Il futuro della gestione dei rifiuti in Sicilia segna un punto a favore della linea governativa, ma le polemiche non accennano a spegnersi. Il Tar Sicilia ha infatti dichiarato inammissibile il ricorso presentato da una società contro il Piano di gestione dei rifiuti della Regione, un progetto che punta tutto sulla realizzazione dei due grandi termovalorizzatori di Palermo e Catania. L’investimento previsto si aggira sugli 800 milioni di euro e l’obiettivo dichiarato è quello di rivoluzionare il sistema isolano, mettendo fine alla costosa pratica della spedizione della spazzatura all’estero. Nonostante il tribunale amministrativo abbia respinto le richieste di annullamento dell’ordinanza del Commissario straordinario e degli atti correlati, le associazioni dei consumatori restano sul piede di guerra. Alfio La Rosa, presidente Federconsumatori Sicilia, ha espresso una posizione di forte rottura rispetto all’entusiasmo istituzionale.
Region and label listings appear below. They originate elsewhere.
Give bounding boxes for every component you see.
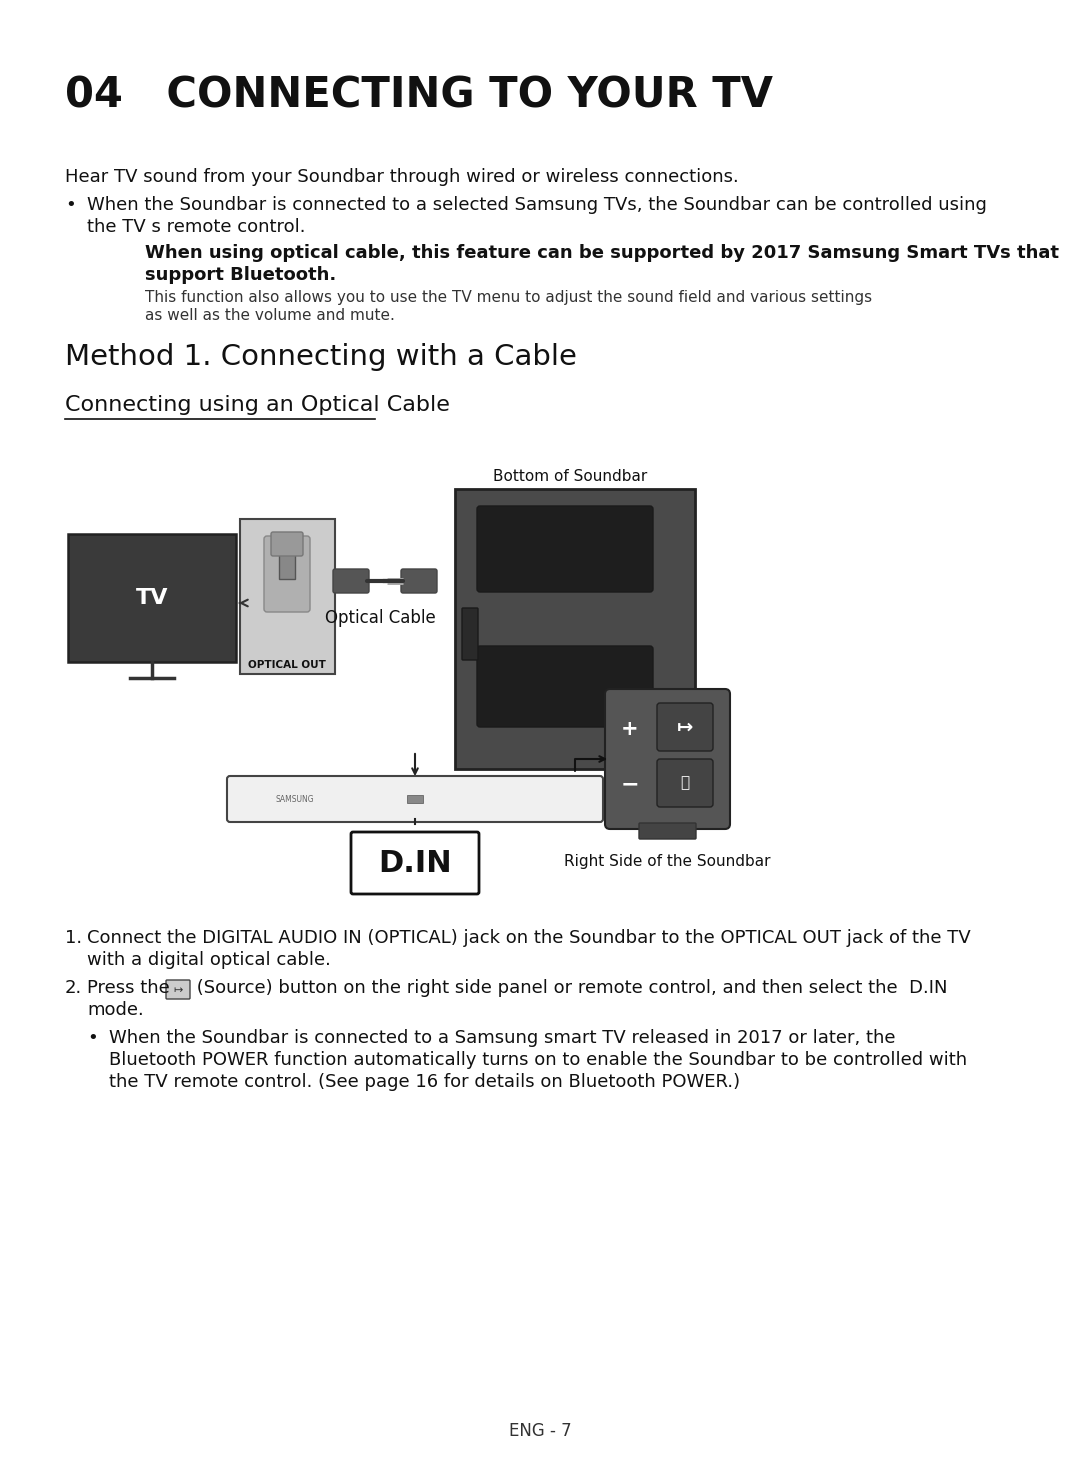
Text: Optical Cable: Optical Cable: [325, 609, 435, 627]
Text: ENG - 7: ENG - 7: [509, 1421, 571, 1441]
Text: Bottom of Soundbar: Bottom of Soundbar: [492, 469, 647, 484]
Text: −: −: [621, 774, 639, 794]
Text: OPTICAL OUT: OPTICAL OUT: [248, 660, 326, 670]
FancyBboxPatch shape: [264, 535, 310, 612]
Text: •: •: [65, 197, 76, 214]
Text: 04   CONNECTING TO YOUR TV: 04 CONNECTING TO YOUR TV: [65, 75, 773, 117]
FancyBboxPatch shape: [462, 608, 478, 660]
Text: the TV s remote control.: the TV s remote control.: [87, 217, 306, 237]
Text: (Source) button on the right side panel or remote control, and then select the  : (Source) button on the right side panel …: [191, 979, 947, 997]
FancyBboxPatch shape: [401, 569, 437, 593]
Text: Connecting using an Optical Cable: Connecting using an Optical Cable: [65, 395, 450, 416]
FancyBboxPatch shape: [271, 532, 303, 556]
Text: mode.: mode.: [87, 1001, 144, 1019]
Text: Bluetooth POWER function automatically turns on to enable the Soundbar to be con: Bluetooth POWER function automatically t…: [109, 1052, 967, 1069]
Text: 1.: 1.: [65, 929, 82, 947]
Text: ↦: ↦: [677, 717, 693, 737]
Text: SAMSUNG: SAMSUNG: [275, 794, 313, 803]
Text: Press the: Press the: [87, 979, 170, 997]
Text: Method 1. Connecting with a Cable: Method 1. Connecting with a Cable: [65, 343, 577, 371]
Bar: [407, 796, 423, 803]
Text: with a digital optical cable.: with a digital optical cable.: [87, 951, 330, 969]
Text: support Bluetooth.: support Bluetooth.: [145, 266, 336, 284]
FancyBboxPatch shape: [477, 506, 653, 592]
FancyBboxPatch shape: [657, 759, 713, 808]
Text: •: •: [87, 1029, 98, 1047]
Bar: [68, 534, 237, 663]
FancyBboxPatch shape: [657, 703, 713, 751]
Text: Connect the DIGITAL AUDIO IN (OPTICAL) jack on the Soundbar to the OPTICAL OUT j: Connect the DIGITAL AUDIO IN (OPTICAL) j…: [87, 929, 971, 947]
Text: When using optical cable, this feature can be supported by 2017 Samsung Smart TV: When using optical cable, this feature c…: [145, 244, 1059, 262]
Text: ⏻: ⏻: [680, 775, 689, 790]
FancyBboxPatch shape: [455, 490, 696, 769]
Text: D.IN: D.IN: [378, 849, 451, 877]
Text: Right Side of the Soundbar: Right Side of the Soundbar: [564, 853, 770, 870]
Text: When the Soundbar is connected to a selected Samsung TVs, the Soundbar can be co: When the Soundbar is connected to a sele…: [87, 197, 987, 214]
FancyBboxPatch shape: [605, 689, 730, 830]
Text: +: +: [621, 719, 638, 740]
Text: as well as the volume and mute.: as well as the volume and mute.: [145, 308, 395, 322]
Text: ↦: ↦: [173, 985, 183, 995]
Text: Hear TV sound from your Soundbar through wired or wireless connections.: Hear TV sound from your Soundbar through…: [65, 169, 739, 186]
Text: 2.: 2.: [65, 979, 82, 997]
Bar: [240, 519, 335, 674]
Bar: [279, 555, 295, 578]
FancyBboxPatch shape: [351, 833, 480, 893]
FancyBboxPatch shape: [333, 569, 369, 593]
Text: This function also allows you to use the TV menu to adjust the sound field and v: This function also allows you to use the…: [145, 290, 873, 305]
Text: When the Soundbar is connected to a Samsung smart TV released in 2017 or later, : When the Soundbar is connected to a Sams…: [109, 1029, 895, 1047]
Text: TV: TV: [136, 589, 168, 608]
Text: the TV remote control. (See page 16 for details on Bluetooth POWER.): the TV remote control. (See page 16 for …: [109, 1072, 740, 1092]
FancyBboxPatch shape: [639, 822, 696, 839]
FancyBboxPatch shape: [477, 646, 653, 728]
FancyBboxPatch shape: [166, 981, 190, 998]
FancyBboxPatch shape: [227, 776, 603, 822]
L’ombra dei mega appalti sulla gestione dei rifiuti
Secondo La Rosa, la Regione starebbe sottovalutando i rilievi critici mossi da altri organi di controllo. Il presidente ha infatti dichiarato che, a suo avviso: «La Regione si nasconde dietro una foglia di fico». Sostiene che, sebbene la Corte dei Conti non possa bocciare tecnicamente il piano rifiuti, ha il potere di intervenire sugli interventi di spesa, definendoli approssimativi e basati su dati ormai superati. La Rosa ha approfondito la questione con toni amari, mettendo in guardia sui costi che ricadranno direttamente sulle tasche dei cittadini. «Sembra che più che interessarsi del piano rifiuti, siano più interessati a fare due mega appalti da 400 milioni», ha affermato il presidente, sottolineando come la programmazione attuale manchi di una vera politica di riduzione della produzione di rifiuti e di un’impiantistica seria per il riuso e il riciclaggio.
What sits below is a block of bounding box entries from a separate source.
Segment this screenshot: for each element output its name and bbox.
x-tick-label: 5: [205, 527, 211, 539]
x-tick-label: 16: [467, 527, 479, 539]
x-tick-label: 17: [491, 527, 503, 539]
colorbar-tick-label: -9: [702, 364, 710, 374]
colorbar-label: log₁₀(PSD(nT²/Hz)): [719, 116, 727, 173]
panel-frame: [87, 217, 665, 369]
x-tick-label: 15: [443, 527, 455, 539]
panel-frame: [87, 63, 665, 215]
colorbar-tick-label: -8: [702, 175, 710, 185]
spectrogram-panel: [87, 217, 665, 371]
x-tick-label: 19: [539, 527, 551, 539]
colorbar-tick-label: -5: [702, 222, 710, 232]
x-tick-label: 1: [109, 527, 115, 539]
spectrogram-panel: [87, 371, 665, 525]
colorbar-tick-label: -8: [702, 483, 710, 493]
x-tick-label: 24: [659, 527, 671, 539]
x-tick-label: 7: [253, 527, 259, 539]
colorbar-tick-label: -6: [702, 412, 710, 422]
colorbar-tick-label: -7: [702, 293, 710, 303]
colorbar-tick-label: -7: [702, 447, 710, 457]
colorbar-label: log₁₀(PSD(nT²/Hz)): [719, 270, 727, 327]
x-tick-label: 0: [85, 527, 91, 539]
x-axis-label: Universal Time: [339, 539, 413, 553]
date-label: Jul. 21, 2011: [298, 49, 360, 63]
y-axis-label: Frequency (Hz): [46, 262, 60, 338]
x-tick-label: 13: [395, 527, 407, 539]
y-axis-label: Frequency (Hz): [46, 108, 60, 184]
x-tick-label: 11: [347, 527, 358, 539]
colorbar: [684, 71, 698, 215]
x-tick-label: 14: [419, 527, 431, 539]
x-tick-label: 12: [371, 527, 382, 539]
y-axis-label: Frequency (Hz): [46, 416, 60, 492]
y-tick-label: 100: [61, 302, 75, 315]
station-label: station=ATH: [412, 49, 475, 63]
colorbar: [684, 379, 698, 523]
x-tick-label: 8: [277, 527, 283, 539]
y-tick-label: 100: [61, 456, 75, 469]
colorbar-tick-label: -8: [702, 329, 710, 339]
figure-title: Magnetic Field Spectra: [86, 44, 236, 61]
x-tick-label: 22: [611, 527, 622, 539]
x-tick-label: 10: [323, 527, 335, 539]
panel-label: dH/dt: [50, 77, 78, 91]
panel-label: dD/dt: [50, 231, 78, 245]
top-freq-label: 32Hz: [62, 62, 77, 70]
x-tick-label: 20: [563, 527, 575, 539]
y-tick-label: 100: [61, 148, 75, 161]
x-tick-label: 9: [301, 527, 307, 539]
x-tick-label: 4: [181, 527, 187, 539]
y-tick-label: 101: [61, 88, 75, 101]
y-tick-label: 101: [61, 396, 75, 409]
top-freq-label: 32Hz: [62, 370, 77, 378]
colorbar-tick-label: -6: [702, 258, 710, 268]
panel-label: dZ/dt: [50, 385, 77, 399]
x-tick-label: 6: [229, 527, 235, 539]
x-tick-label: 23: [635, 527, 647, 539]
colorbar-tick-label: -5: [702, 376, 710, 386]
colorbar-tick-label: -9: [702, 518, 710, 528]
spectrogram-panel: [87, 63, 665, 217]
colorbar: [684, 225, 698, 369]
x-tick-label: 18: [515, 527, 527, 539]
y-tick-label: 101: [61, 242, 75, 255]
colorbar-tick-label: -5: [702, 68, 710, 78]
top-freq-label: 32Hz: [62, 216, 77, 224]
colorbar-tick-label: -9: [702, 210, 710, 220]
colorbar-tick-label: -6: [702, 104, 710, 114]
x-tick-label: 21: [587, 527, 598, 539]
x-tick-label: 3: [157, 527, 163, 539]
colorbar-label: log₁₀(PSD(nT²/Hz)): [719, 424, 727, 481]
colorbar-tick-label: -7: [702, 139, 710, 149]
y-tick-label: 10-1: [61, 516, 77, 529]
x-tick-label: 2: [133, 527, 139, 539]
Bollette d’oro e differenziata al palo: il paradosso siciliano tra tasse record e inefficienze
Il presidente Federconsumatori Sicilia ha poi evidenziato un paradosso tutto siciliano: le inefficienze del sistema si riflettono in una tassazione record. Catania, con una Tari media di 602 euro, è stata definita la città più cara d’Italia, ben al di sopra della media nazionale di 340 euro. La Rosa ha ribadito che per raggiungere gli obiettivi europei di materiale effettivamente riciclato, la Sicilia non dovrebbe puntare solo al 65% di raccolta differenziata, ma mirare ad almeno l’80%. «Infatti – aggiunge – la percentuale di materiale riutilizzato nel 2024 rispetto alla raccolta differenziata è pari al 15,4%. Il piano rifiuti regionale non punta sul nuovo obiettivo europeo del 65% di materiale riutilizzato da raggiungere ma tiene conto dell’obiettivo raccolta differenziata previsto dalla precedente normativa e non sappiamo neanche se riuscirà a raggiungerlo».
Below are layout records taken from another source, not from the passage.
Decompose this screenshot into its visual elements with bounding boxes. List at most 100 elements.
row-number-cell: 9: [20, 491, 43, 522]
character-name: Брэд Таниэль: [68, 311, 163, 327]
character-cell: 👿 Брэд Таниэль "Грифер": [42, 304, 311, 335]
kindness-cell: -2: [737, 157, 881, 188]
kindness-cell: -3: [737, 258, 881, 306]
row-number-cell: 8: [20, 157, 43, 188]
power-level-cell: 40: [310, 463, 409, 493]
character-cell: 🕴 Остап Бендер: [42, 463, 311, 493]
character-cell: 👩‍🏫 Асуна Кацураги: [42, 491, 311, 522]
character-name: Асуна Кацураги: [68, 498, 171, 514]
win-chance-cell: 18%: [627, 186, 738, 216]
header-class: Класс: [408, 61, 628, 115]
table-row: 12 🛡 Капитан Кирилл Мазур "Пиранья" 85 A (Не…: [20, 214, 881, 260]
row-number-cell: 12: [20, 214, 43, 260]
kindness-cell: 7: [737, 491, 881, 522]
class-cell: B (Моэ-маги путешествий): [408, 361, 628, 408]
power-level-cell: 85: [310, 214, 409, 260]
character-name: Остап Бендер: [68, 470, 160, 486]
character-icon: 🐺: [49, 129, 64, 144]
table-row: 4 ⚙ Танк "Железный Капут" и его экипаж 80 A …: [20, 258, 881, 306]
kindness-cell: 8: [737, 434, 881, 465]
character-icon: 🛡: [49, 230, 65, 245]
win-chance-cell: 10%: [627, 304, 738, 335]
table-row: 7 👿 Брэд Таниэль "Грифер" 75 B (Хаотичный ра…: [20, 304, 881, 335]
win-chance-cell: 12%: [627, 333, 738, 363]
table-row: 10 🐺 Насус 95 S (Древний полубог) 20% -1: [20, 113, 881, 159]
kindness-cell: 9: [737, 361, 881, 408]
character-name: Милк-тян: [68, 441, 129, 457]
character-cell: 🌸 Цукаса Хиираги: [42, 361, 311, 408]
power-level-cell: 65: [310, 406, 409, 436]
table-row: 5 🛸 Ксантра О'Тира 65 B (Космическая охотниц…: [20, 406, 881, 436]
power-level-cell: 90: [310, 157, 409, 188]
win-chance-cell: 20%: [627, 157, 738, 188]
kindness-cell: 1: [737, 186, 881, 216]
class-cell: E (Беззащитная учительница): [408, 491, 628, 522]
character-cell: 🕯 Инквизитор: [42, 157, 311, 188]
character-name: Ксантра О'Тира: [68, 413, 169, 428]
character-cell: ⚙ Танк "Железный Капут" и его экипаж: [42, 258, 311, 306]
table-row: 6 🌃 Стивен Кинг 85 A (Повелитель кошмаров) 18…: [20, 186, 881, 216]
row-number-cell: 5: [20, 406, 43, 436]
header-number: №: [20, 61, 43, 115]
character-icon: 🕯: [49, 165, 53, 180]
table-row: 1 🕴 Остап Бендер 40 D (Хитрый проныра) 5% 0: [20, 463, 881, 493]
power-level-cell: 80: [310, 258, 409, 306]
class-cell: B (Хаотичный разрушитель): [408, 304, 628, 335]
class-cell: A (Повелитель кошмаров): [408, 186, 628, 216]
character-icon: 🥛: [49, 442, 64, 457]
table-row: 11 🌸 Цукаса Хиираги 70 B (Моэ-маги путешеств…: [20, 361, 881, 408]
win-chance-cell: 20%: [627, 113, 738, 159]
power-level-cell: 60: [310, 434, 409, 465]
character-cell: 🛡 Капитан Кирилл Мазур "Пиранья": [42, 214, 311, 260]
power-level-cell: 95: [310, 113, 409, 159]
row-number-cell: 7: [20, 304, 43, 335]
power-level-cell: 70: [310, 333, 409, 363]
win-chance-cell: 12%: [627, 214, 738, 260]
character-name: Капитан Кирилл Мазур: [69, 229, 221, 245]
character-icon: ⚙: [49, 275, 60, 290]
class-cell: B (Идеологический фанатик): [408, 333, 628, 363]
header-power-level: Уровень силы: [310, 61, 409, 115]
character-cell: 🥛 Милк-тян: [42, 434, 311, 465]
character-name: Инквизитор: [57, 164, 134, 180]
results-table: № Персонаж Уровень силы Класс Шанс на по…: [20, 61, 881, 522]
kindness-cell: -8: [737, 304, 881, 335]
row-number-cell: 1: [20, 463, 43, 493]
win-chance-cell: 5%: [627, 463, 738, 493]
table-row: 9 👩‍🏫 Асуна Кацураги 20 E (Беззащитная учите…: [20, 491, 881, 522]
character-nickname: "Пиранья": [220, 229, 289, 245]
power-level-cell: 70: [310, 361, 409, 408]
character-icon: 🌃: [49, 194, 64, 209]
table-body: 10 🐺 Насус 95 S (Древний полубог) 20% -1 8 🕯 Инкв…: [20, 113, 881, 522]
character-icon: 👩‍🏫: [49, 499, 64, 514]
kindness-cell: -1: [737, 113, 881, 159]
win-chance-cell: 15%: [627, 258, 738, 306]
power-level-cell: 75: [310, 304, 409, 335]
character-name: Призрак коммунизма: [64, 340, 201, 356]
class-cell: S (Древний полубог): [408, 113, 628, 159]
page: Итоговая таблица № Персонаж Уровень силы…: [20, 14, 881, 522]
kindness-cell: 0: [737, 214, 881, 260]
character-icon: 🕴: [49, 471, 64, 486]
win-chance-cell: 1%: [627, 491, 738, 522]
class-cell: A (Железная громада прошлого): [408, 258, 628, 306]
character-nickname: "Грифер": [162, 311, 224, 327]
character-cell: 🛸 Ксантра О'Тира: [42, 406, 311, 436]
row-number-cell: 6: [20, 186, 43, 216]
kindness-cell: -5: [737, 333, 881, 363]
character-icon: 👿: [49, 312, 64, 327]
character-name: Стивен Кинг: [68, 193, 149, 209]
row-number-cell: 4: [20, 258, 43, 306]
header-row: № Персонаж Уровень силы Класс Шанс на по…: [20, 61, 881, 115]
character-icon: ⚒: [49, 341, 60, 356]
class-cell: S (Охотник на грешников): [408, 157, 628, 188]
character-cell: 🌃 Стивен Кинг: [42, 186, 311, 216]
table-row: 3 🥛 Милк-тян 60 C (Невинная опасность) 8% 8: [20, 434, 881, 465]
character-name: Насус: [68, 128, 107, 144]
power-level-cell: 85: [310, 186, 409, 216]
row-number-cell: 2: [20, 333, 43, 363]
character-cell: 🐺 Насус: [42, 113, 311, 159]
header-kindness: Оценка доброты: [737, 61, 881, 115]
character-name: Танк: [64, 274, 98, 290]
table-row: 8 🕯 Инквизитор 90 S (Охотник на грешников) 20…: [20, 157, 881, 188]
Differenziata in Sicilia: un ritardo lungo 12 anni e il paradosso del riciclo che “torna indietro”
A confermare la gravità della situazione intervengono i dati dell’ultimo Rapporto Ispra. Nonostante i proclami, la Sicilia resta una delle regioni più in affanno: nel 2023 la percentuale di raccolta differenziata si è attestata al 55,2%, rimanendo ancora distante dall’obiettivo minimo del 65% che per legge doveva essere raggiunto già nel 2012. Le criticità maggiori esplodono proprio nei grandi centri urbani, dove i dati Ispra del 2023 disegnano un quadro desolante: Palermo è ferma a un misero 16,9% di raccolta differenziata, mentre Catania non supera il 34,7%. In riferimento ai nuovi obiettivi europei, vanno attenzionati i dati relativi alle percentuali di riciclaggio provenienti dalla raccolta differenziata. In Italia, nel 2024 la percentuale di rifiuti urbani riciclati di preparazione per il riutilizzo e riciclaggio è pari al 52,3%, con una crescita, rispetto al valore rilevato nel 2023, di 1,5 %. La percentuale di riciclaggio rispetto alla raccolta differenziata è pari al 15,4% rispetto 15,8% del 2023. Rimane ancora ampia la differenza rispetto alla raccolta differenziata Dati che, come un macigno, mettono in dubbio la capacità dell’Isola di chiudere il ciclo dei rifiuti in tempi brevi, lasciando aperto il dibattito se i nuovi termovalorizzatori siano la soluzione definitiva o solo un modo per “bruciare” il problema senza risolverlo alla radice.